Good read, Joe. Thanks!

~Cheers

2/8/08

Pogo and Plastic Bags

I was listening to "Here & Now" on WHYY the other day and heard an interview with Bob Lilienfeld on the issue of "paper vs. plastic." It's one of those issues that makes my head hurt because of the complexity.

First we welcomed plastic bags because we could stop using paper bags and "save the trees." Now plastic has taken over the landfills, bags are hanging shredded from trees along the highways, and they're spilling from our closets as we collect them to take to the grocery to recycle them - assuming our stores actually do recycle them, and not just pitch them (as some do).

Did you know, for example, that 50% of all the plastic bags collected for recycling by grocery stores such as ours (Giant) are not made into more grocery bags, but instead into faux wood decking? Which is good, in that they don't wind up caught in trees along the highways or in landfills, but bad in that eventually they do end up in landfills when the decks are no longer wanted, and then they will take even longer to break down. It also means that more plastic bags are manufactured from scratch to take the place of the ones that are made into faux wood decking instead of into recycled plastic bags.

Is the faux wood decking worse than using real wood? Hm, says Lilienfeld, maybe not, because we have to factor in the chemicals used to pressure treat real wood if it's going to be made into decks (so that it won't rot - i.e. biodegrade), and if you paint it, those chemicals as well. What goes into making the paint & the chemicals? And of course, how long does it take the paint & chemicals to break down (and what do they do to the environment when they enter the soil)? Not so easy to determine which is greener.

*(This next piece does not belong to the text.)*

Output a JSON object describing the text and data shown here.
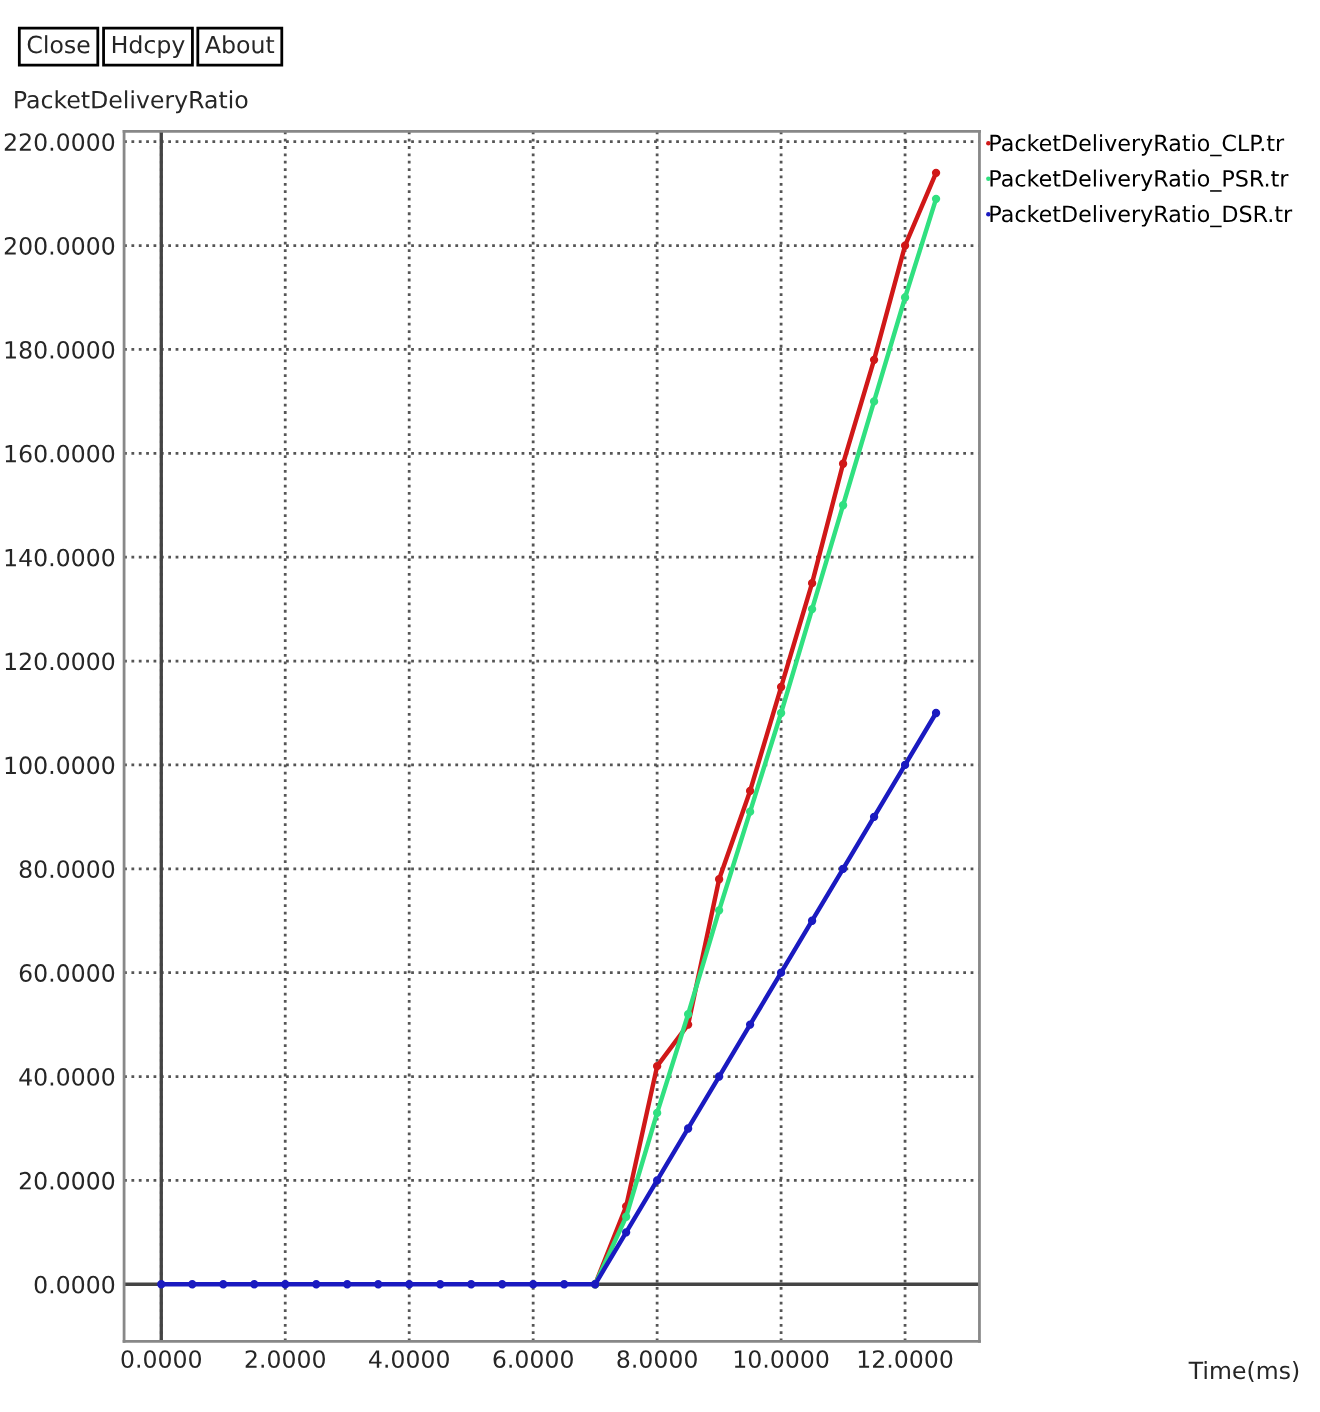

Say, how about those new biodegradable plastic bags? They sound better than they are, according to Lilienfeld. The problem is that the one grocery stores are beginning to use cannot biodegrade in ordinary landfills, but must be buried in special landfills, meaning that municipalities must set up their own plants that can process
polyhydroxyalkanoate (PHA) (yes, I had to look that word up - my memory for chemical compounds isn't that good!). Here's the only article I could find on it quickly.

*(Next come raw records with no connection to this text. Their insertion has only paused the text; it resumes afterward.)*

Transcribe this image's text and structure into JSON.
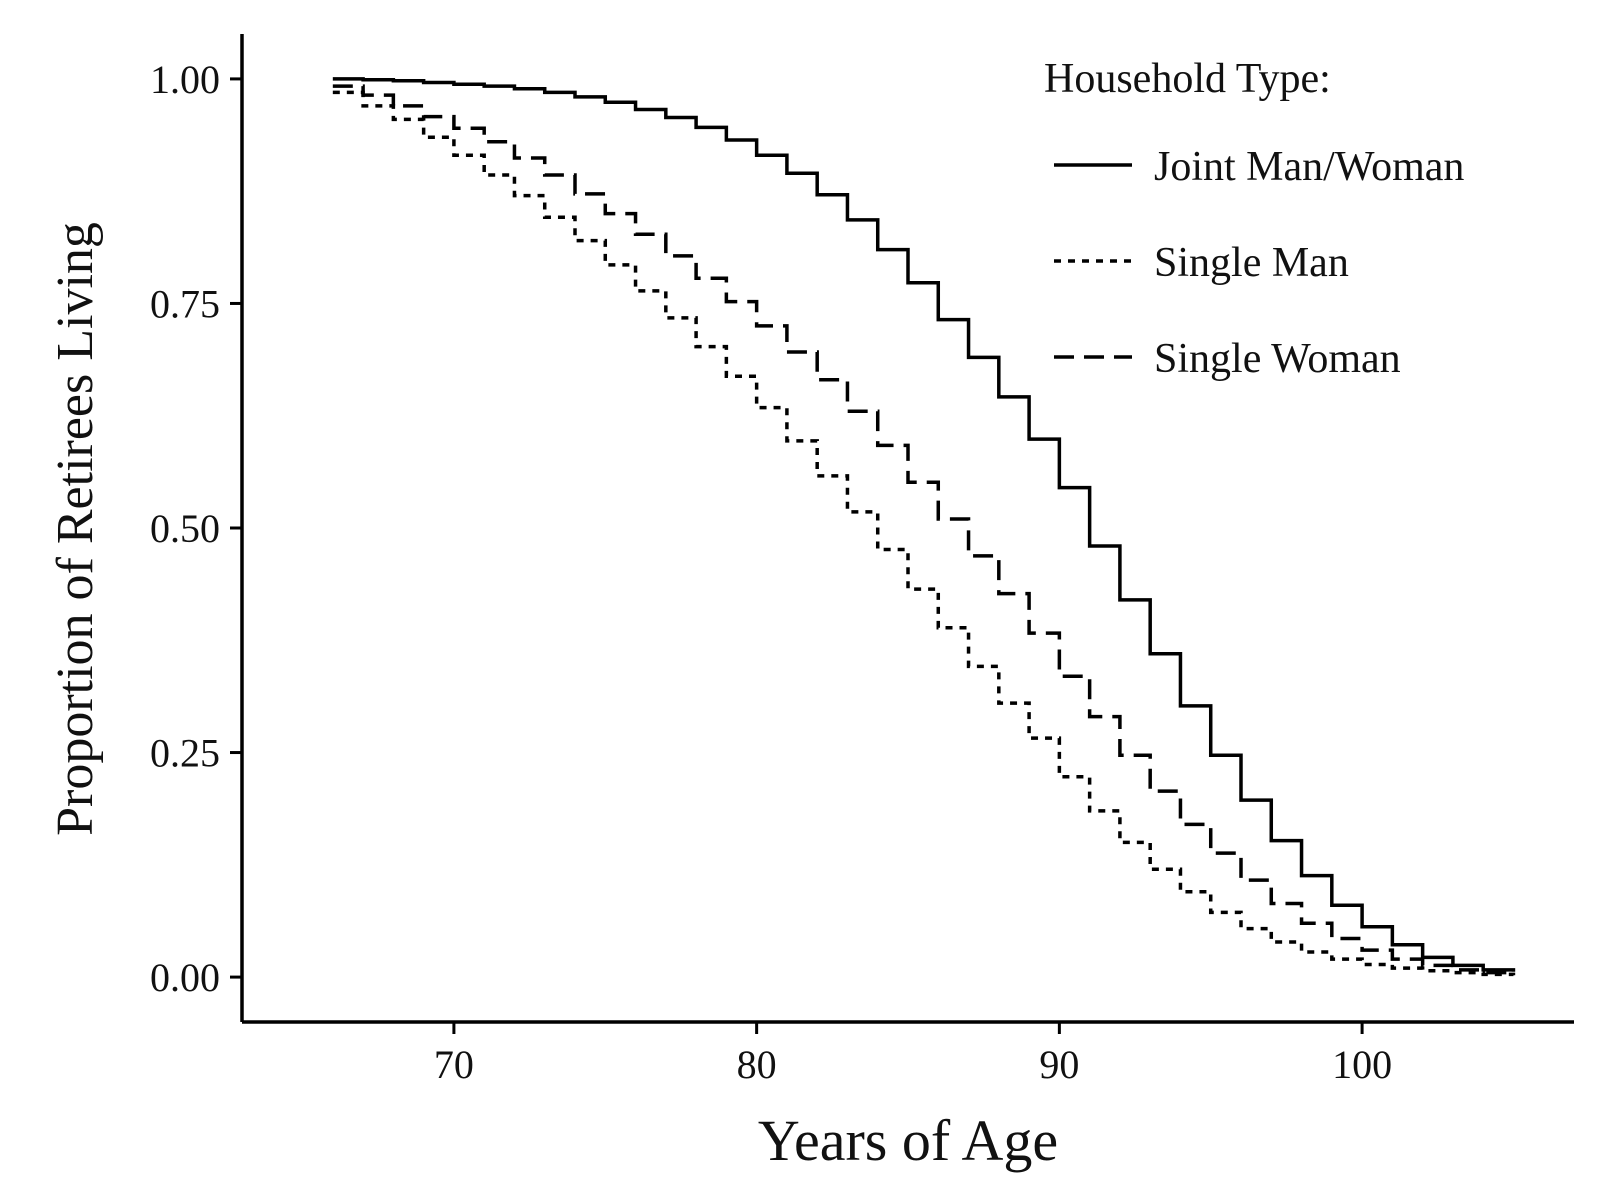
{
  "chart_data": {
    "type": "line",
    "step": true,
    "xlabel": "Years of Age",
    "ylabel": "Proportion of Retirees Living",
    "xlim": [
      63,
      107
    ],
    "ylim": [
      -0.05,
      1.05
    ],
    "x_ticks": [
      70,
      80,
      90,
      100
    ],
    "x_tick_labels": [
      "70",
      "80",
      "90",
      "100"
    ],
    "y_ticks": [
      0,
      0.25,
      0.5,
      0.75,
      1.0
    ],
    "y_tick_labels": [
      "0.00",
      "0.25",
      "0.50",
      "0.75",
      "1.00"
    ],
    "grid": false,
    "legend": {
      "title": "Household Type:",
      "position": "top-right"
    },
    "x": [
      66,
      67,
      68,
      69,
      70,
      71,
      72,
      73,
      74,
      75,
      76,
      77,
      78,
      79,
      80,
      81,
      82,
      83,
      84,
      85,
      86,
      87,
      88,
      89,
      90,
      91,
      92,
      93,
      94,
      95,
      96,
      97,
      98,
      99,
      100,
      101,
      102,
      103,
      104,
      105
    ],
    "series": [
      {
        "name": "Joint Man/Woman",
        "dash": "solid",
        "color": "#000000",
        "values": [
          1.0,
          0.999,
          0.998,
          0.996,
          0.994,
          0.992,
          0.989,
          0.985,
          0.98,
          0.974,
          0.966,
          0.957,
          0.946,
          0.932,
          0.915,
          0.895,
          0.871,
          0.843,
          0.81,
          0.773,
          0.732,
          0.69,
          0.646,
          0.599,
          0.545,
          0.48,
          0.42,
          0.36,
          0.302,
          0.247,
          0.197,
          0.152,
          0.113,
          0.08,
          0.056,
          0.036,
          0.022,
          0.013,
          0.008,
          0.006
        ]
      },
      {
        "name": "Single Man",
        "dash": "dotted",
        "color": "#000000",
        "values": [
          0.985,
          0.97,
          0.955,
          0.935,
          0.915,
          0.893,
          0.87,
          0.846,
          0.82,
          0.793,
          0.764,
          0.734,
          0.702,
          0.669,
          0.634,
          0.597,
          0.558,
          0.518,
          0.476,
          0.432,
          0.389,
          0.346,
          0.305,
          0.266,
          0.223,
          0.185,
          0.15,
          0.12,
          0.095,
          0.072,
          0.054,
          0.039,
          0.028,
          0.02,
          0.014,
          0.01,
          0.007,
          0.005,
          0.003,
          0.002
        ]
      },
      {
        "name": "Single Woman",
        "dash": "dashed",
        "color": "#000000",
        "values": [
          0.992,
          0.982,
          0.97,
          0.958,
          0.945,
          0.93,
          0.912,
          0.893,
          0.872,
          0.85,
          0.827,
          0.803,
          0.778,
          0.752,
          0.725,
          0.696,
          0.665,
          0.63,
          0.592,
          0.551,
          0.51,
          0.469,
          0.427,
          0.383,
          0.335,
          0.29,
          0.247,
          0.207,
          0.17,
          0.138,
          0.108,
          0.082,
          0.06,
          0.043,
          0.03,
          0.02,
          0.013,
          0.008,
          0.005,
          0.003
        ]
      }
    ]
  }
}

What about everything we've heard about those great "compostable" plastic bags? Well, I haven't spoken with anyone who has used them, so I don't know. This site and this one
both promise "no actual polyethylene," but why add the word "actual"? Do they contain "virtual" polyethylene? I just wonder about that wording. Lilienfeld warns that these so-called "biodegradable plastic bags" are NOT compostable and should NOT be put in compost that is used on vegetables.

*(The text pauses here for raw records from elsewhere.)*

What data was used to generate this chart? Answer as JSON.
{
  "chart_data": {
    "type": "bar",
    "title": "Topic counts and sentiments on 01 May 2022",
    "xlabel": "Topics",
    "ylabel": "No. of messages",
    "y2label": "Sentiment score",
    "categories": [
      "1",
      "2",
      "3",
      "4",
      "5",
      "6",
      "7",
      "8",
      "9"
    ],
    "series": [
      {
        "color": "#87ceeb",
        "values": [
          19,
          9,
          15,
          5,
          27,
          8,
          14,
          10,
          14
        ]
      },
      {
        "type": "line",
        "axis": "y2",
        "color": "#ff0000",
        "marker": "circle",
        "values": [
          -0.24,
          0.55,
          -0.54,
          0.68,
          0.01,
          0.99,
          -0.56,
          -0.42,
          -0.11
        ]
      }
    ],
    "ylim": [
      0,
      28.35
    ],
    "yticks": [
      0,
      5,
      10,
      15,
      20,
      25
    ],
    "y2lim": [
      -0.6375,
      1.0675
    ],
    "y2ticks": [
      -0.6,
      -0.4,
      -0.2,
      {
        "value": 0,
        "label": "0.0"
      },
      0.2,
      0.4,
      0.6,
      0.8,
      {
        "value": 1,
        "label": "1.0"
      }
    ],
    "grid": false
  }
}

A caller to the show pointed out that another problem with using cornhusks, the most common ingredient in these alternative plastic bags, is that it means fewer cornhusks are plowed under. The benefit of plowing cornhusks into the soil is that they prevent soil erosion. Make enough of these cornhusks into plastic bags, and more erosion results. Sheesh, I would never have thought of that, but it makes sense!

As Pogo said, "it's all connected."

So what's the solution? Reusable bags, for one. We have a bunch of cloth bags, and we have a few that fold up pretty small to be stuffed in pockets, and we can carry them around just in case. If stores stopped giving away bags, people would start carrying their own (after they spent a mighty long time bitching about poor service).

Ah, it doesn't really solve the problem, does it?

~Psi

2/3/08

It's Still Me!

So, N wanted her own blog. I decided to let her do it, since she wants to do all the writing herself, and it's good typing practice (does anyone call it typing any more, or is it all keyboarding?) as well as spelling, though I'm helping her with both at her request. Feel free to leave her comments. For all I know, her first post will be her last.

In order to give her a photo of her own, and her own name, I had to take mine off. I also took my account off the books, so to speak, so no one can find it in searches, since I've no idea what she'll want to post in the way of family photos or photos of herself. I guess this is the elementary school version of MySpace.